Shoulders Biceps Traps Beginner Strength Machine
Smith Machine One-Arm Upright Row Smith Machine One-Arm Upright Row
Equipment
Machine
Level
Beginner
Force
Pull
Mechanic
Compound
Instructions
  1. With the bar at thigh level, load an appropriate weight.
  2. Take a wide grip on the bar and unhook the weight, removing your off hand from the bar. Your arm should be extended as you stand up straight with your head and chest up. This will be your starting position.
  3. Begin the movement by flexing the elbow, raising the upper arm with the elbow pointed out. Continue until your upper arm is parallel to the floor.
  4. After a brief pause, return the weight to the starting position.
  5. Repeat for the desired number of repetitions before engaging the hooks to rack the weight.
Frequently asked questions
What muscles does the Smith Machine One-Arm Upright Row work?

Smith Machine One-Arm Upright Row primarily targets the Shoulders. It also engages the Biceps, Traps as secondary muscles. This makes it an effective strength exercise for building shoulders development.

What equipment do I need for the Smith Machine One-Arm Upright Row?
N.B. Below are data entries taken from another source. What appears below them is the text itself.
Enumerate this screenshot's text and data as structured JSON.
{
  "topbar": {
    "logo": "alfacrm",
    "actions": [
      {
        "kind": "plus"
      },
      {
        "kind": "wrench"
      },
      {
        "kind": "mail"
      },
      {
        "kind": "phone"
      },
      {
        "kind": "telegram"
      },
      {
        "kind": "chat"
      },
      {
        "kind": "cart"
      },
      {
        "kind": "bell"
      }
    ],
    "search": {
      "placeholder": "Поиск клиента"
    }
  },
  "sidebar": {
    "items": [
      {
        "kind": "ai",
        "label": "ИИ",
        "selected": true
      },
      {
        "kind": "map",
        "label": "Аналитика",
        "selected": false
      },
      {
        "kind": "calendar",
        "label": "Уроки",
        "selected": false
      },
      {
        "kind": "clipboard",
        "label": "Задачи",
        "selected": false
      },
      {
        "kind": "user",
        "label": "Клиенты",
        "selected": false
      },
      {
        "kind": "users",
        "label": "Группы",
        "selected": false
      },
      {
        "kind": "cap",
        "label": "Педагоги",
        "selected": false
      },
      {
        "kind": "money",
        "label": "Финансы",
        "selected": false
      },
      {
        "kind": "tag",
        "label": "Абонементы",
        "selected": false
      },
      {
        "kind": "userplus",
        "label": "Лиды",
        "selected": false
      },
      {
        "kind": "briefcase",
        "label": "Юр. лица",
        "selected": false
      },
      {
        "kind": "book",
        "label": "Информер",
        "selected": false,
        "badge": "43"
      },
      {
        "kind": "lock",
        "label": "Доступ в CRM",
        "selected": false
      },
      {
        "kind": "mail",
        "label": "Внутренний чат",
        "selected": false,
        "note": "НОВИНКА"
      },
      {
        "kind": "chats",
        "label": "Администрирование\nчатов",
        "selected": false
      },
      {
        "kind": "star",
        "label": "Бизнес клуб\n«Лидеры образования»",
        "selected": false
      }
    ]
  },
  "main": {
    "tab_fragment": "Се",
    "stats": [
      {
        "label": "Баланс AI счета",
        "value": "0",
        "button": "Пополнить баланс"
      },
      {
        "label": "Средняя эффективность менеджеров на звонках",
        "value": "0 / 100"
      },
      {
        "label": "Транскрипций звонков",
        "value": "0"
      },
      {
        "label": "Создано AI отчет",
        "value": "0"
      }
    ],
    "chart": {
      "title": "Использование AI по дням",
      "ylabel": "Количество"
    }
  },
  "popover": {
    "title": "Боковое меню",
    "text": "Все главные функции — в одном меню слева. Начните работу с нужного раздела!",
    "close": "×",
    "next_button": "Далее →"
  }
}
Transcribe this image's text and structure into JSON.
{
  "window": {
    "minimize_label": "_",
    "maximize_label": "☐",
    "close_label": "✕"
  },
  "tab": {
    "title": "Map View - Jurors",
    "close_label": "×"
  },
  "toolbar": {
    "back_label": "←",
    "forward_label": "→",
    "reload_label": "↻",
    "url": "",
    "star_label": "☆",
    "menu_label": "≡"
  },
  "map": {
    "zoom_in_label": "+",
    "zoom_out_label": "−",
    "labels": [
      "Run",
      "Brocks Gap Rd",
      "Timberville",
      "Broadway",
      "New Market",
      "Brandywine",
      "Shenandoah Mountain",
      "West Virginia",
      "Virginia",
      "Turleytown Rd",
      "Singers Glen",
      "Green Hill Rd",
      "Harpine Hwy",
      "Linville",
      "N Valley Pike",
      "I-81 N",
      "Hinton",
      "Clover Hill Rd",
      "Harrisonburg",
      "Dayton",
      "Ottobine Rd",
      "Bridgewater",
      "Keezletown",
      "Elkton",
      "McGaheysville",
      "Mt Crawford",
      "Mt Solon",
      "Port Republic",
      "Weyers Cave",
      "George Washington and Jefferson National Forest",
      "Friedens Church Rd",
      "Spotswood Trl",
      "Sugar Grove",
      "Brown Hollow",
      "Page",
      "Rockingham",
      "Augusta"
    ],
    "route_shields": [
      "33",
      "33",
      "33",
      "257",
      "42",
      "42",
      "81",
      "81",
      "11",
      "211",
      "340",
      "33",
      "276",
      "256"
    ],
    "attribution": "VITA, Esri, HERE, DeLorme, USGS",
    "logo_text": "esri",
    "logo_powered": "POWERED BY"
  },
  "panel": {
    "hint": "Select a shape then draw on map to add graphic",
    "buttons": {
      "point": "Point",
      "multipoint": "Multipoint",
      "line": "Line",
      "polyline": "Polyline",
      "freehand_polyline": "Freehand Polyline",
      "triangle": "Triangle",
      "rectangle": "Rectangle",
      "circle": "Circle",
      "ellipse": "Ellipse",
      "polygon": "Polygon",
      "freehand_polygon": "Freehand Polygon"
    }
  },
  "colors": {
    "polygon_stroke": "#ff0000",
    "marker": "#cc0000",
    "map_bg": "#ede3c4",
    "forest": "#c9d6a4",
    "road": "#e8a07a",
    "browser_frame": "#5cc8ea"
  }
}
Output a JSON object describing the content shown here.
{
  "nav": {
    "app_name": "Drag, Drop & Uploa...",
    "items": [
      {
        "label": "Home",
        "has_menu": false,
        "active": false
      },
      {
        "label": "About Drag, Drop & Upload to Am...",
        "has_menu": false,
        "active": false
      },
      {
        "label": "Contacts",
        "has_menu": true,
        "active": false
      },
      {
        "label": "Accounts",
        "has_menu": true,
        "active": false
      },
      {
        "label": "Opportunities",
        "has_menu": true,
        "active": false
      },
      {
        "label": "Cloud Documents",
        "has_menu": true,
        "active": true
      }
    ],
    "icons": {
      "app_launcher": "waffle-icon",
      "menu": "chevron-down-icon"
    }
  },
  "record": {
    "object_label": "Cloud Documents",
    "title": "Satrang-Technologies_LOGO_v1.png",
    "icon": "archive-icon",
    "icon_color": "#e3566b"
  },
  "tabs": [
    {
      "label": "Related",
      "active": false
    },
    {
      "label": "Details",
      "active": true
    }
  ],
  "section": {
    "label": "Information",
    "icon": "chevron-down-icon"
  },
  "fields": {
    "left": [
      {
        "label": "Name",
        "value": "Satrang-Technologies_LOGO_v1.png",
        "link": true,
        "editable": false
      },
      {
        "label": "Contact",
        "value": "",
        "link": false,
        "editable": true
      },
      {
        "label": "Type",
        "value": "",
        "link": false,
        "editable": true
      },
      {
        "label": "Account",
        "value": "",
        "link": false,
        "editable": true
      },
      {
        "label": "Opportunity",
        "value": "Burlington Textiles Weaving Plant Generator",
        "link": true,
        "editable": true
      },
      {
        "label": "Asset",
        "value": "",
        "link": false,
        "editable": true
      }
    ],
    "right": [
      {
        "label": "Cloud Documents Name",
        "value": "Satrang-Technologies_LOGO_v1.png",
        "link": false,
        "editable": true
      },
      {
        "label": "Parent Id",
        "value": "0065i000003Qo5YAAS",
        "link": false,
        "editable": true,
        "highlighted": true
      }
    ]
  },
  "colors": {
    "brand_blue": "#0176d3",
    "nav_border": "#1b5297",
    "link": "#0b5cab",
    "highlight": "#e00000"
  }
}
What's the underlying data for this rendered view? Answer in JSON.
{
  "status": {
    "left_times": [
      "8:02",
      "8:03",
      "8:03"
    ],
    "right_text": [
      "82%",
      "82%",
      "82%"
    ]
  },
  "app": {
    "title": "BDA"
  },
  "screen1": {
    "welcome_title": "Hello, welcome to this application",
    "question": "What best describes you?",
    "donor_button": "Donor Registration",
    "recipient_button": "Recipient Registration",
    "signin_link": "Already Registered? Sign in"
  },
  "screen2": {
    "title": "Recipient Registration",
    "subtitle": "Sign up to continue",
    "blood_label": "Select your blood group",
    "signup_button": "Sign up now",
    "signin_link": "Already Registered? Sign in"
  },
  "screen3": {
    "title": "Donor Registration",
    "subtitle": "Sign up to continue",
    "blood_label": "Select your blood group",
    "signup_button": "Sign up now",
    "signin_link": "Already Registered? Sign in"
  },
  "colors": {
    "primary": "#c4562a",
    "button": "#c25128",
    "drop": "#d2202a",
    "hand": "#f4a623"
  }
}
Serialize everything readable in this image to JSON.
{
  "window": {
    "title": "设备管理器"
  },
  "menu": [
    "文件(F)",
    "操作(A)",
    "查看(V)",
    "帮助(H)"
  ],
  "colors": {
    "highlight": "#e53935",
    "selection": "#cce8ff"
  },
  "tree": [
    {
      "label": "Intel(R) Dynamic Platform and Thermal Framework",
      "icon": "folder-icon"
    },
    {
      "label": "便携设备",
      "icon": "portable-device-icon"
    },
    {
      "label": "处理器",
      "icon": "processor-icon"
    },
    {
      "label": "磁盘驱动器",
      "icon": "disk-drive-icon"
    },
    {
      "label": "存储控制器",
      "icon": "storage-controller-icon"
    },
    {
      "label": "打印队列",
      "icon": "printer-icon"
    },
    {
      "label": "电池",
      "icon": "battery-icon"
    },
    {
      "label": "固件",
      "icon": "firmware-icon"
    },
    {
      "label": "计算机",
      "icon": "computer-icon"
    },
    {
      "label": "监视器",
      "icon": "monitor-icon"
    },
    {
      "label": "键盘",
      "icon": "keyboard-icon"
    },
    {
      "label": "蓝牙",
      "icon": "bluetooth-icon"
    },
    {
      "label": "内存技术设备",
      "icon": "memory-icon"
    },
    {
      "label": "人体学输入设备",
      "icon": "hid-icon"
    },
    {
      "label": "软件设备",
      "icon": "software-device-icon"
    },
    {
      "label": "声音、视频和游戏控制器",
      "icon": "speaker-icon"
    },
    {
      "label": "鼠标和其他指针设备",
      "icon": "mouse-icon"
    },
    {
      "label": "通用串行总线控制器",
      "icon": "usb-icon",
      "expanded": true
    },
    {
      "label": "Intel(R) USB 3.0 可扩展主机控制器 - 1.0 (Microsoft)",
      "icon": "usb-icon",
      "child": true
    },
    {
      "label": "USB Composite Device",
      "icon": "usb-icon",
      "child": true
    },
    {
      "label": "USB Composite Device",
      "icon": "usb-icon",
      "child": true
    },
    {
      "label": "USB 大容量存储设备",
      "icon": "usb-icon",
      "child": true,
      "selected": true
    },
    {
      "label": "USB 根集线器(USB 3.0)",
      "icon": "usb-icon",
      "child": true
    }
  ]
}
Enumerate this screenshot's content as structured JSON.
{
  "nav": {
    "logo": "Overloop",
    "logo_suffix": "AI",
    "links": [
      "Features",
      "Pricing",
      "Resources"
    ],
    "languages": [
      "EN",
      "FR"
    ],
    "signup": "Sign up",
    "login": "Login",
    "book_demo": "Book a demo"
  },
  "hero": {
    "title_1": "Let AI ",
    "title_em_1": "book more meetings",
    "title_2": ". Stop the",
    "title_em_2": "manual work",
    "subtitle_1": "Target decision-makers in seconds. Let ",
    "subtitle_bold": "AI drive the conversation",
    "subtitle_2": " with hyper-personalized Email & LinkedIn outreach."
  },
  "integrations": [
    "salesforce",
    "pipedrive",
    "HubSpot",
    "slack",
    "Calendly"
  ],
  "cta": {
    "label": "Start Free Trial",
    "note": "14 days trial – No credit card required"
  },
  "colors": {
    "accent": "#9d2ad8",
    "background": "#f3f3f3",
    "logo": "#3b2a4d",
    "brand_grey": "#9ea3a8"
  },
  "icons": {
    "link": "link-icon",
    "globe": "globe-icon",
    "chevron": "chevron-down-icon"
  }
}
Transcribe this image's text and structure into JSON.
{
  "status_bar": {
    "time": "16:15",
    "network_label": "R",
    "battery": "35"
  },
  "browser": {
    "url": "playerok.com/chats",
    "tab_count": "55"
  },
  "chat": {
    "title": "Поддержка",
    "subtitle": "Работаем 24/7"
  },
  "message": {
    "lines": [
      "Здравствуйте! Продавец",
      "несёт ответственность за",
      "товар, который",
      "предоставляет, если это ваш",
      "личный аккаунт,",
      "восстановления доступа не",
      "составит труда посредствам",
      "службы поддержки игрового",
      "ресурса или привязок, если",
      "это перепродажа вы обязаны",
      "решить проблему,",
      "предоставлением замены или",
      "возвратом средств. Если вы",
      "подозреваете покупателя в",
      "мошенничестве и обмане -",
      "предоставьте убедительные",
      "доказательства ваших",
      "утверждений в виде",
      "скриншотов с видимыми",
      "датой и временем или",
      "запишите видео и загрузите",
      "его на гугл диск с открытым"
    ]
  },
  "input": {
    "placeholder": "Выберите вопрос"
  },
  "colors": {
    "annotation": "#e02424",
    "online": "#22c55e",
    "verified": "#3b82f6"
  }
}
You will need a machine to perform the Smith Machine One-Arm Upright Row. Make sure the equipment is set up properly and at the appropriate weight before starting.

Is the Smith Machine One-Arm Upright Row suitable for beginners?

Yes. The Smith Machine One-Arm Upright Row is a beginner-friendly exercise. Focus on proper form before adding weight or intensity. It's a great movement to include early in your training.

Is the Smith Machine One-Arm Upright Row a compound or isolation exercise?

The Smith Machine One-Arm Upright Row is a compound exercise, meaning it works multiple joints and muscle groups simultaneously. Compound movements are efficient for building overall strength and are typically performed earlier in a workout when you have the most energy.

How many sets and reps should I do for the Smith Machine One-Arm Upright Row?

For strength, aim for 3-5 sets of 5-8 reps with heavier weight. For muscle building (hypertrophy), try 3-4 sets of 8-12 reps at a moderate weight. For endurance, use lighter weight and perform 2-3 sets of 15-20 reps.

What are good alternatives to the Smith Machine One-Arm Upright Row?

Good alternatives include the Alternating Cable Shoulder Press, Alternating Deltoid Raise, Alternating Kettlebell Press. These exercises target similar muscle groups (Shoulders) and can be substituted based on available equipment or training preference.